Von Andrea Pistorius
Paderborn (WB). Leben und Werk des in keine Schublade einsortierbaren Malers und Grafikers Max Beckmann werden in einer umfassenden Ausstellung ansprechend dokumentiert. Der Titel »Jahrmarkt und Hölle« steht für die pessimistische Lebensauffassung des Künstlers (1884-1950), der als einer der Wegbereiter der klassischen Moderne gilt.

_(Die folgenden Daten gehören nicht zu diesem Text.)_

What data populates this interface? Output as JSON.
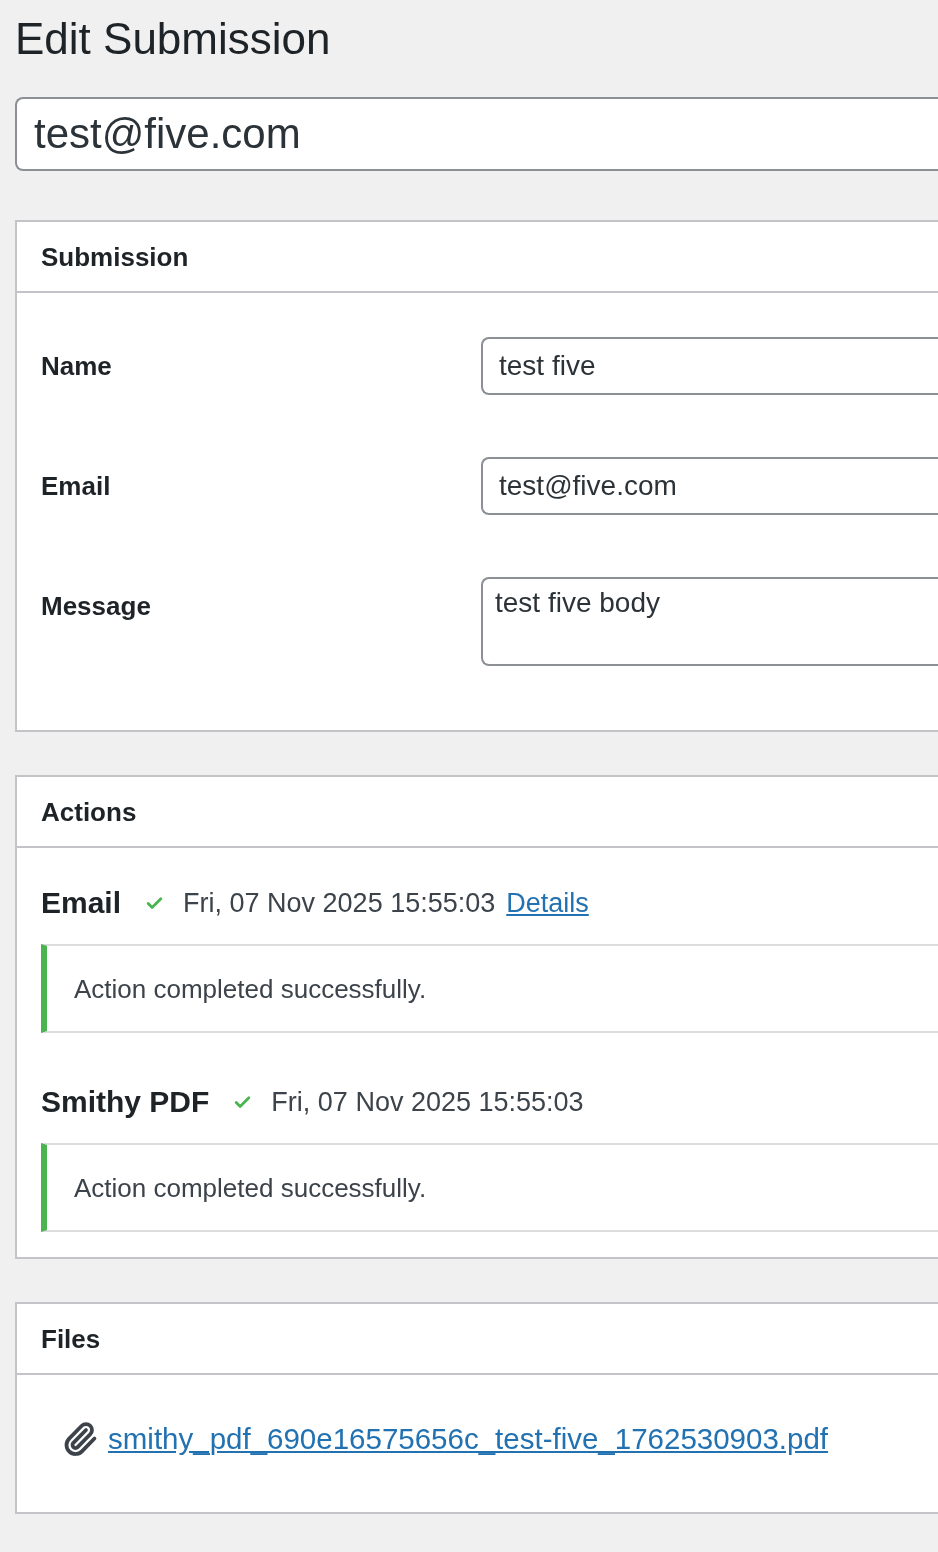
{
  "page_title": "Edit Submission",
  "title_field": {
    "value": "test@five.com"
  },
  "submission_panel": {
    "heading": "Submission",
    "fields": [
      {
        "label": "Name",
        "kind": "input",
        "value": "test five"
      },
      {
        "label": "Email",
        "kind": "input",
        "value": "test@five.com"
      },
      {
        "label": "Message",
        "kind": "textarea",
        "value": "test five body"
      }
    ]
  },
  "actions_panel": {
    "heading": "Actions",
    "actions": [
      {
        "name": "Email",
        "success": true,
        "time": "Fri, 07 Nov 2025 15:55:03",
        "link": "Details",
        "notice": "Action completed successfully."
      },
      {
        "name": "Smithy PDF",
        "success": true,
        "time": "Fri, 07 Nov 2025 15:55:03",
        "notice": "Action completed successfully."
      }
    ]
  },
  "files_panel": {
    "heading": "Files",
    "files": [
      {
        "name": "smithy_pdf_690e16575656c_test-five_1762530903.pdf"
      }
    ]
  }
}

Die Kunsthistorikerin Dr. Andrea Wandschneider vom städtischen Kulturamt hat überwiegend grafische Arbeiten aus der umfassenden Sammlung des Sprengel Museums Hannover ausgewählt und dabei die wichtigsten Schaffensphasen Beckmanns berücksichtigt. Der Rundgang beginnt bei den Frühwerken, die der Leipziger Kaufmannssohn nach seinem Kunststudium und ersten Studienaufenthalten im Ausland anfertigte. Darunter befinden sich mit Kreide gezeichnete Porträts und eine Bootspartie, die noch die Nähe zum Impressionismus erkennen lassen.
Ein Lithografie-Zyklus illustriert die griechische Sage von Orpheus und Eurydike (1909) und damit eine der damals beliebten antiken Mythologien, wobei Beckmann bereits typische Stilmerkmale der Künstlergruppe »Berliner Secession« anwendete, der er angehörte. Einsam steht hier der Mensch inmitten der gewaltigen Schöpfung und ihrer entfesselten Naturgewalten.

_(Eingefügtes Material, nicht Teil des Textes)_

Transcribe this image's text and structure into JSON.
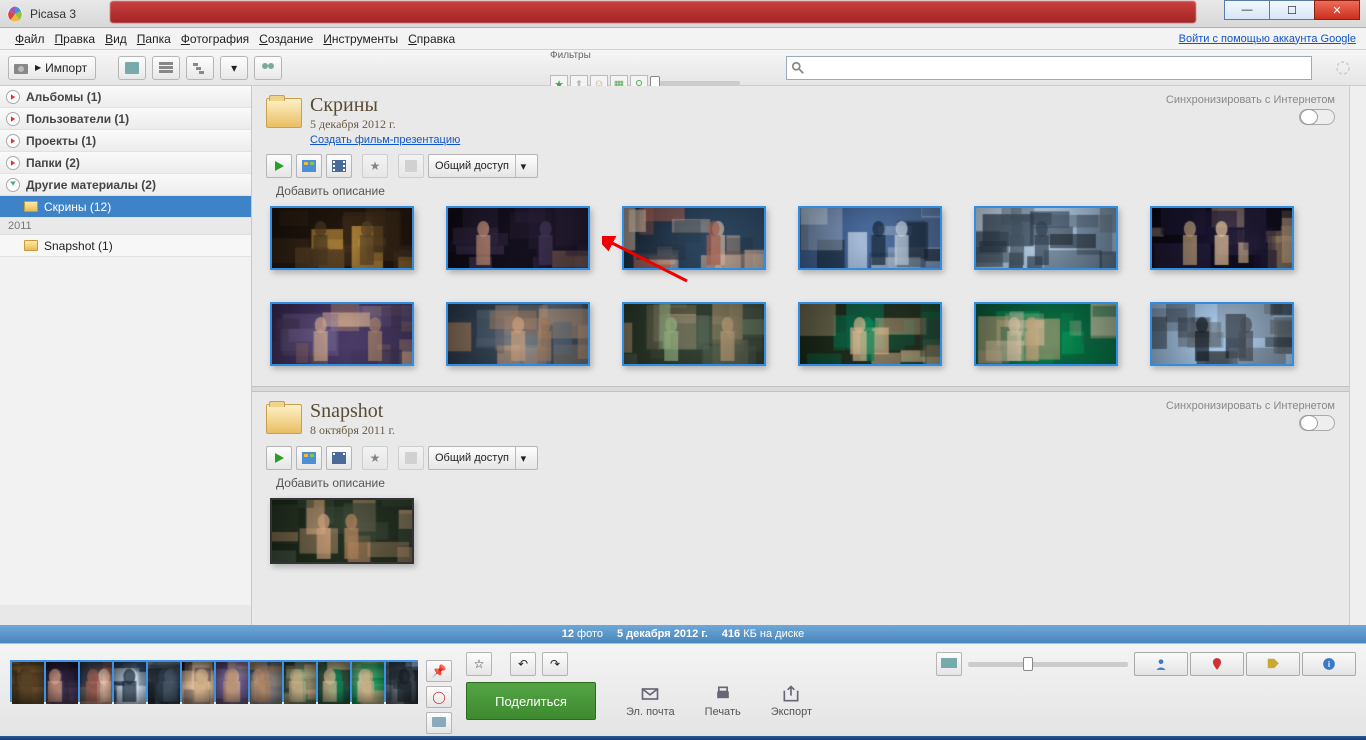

Mit Beginn des Ersten Weltkriegs verändern sich Technik und Stil des Künstlers, der fortan die Kaltnadelradierung bevorzugt und seine Motive härter und kontrastreicher darstellt. Geprägt durch eigene Fronterfahrungen zeigt Beckmann - entgegen der wilhelminischen Heldentod-Verklärung - die brutale Wirklichkeit der Schlachtfelder, über die verängstigte und verstümmelte Menschen irren.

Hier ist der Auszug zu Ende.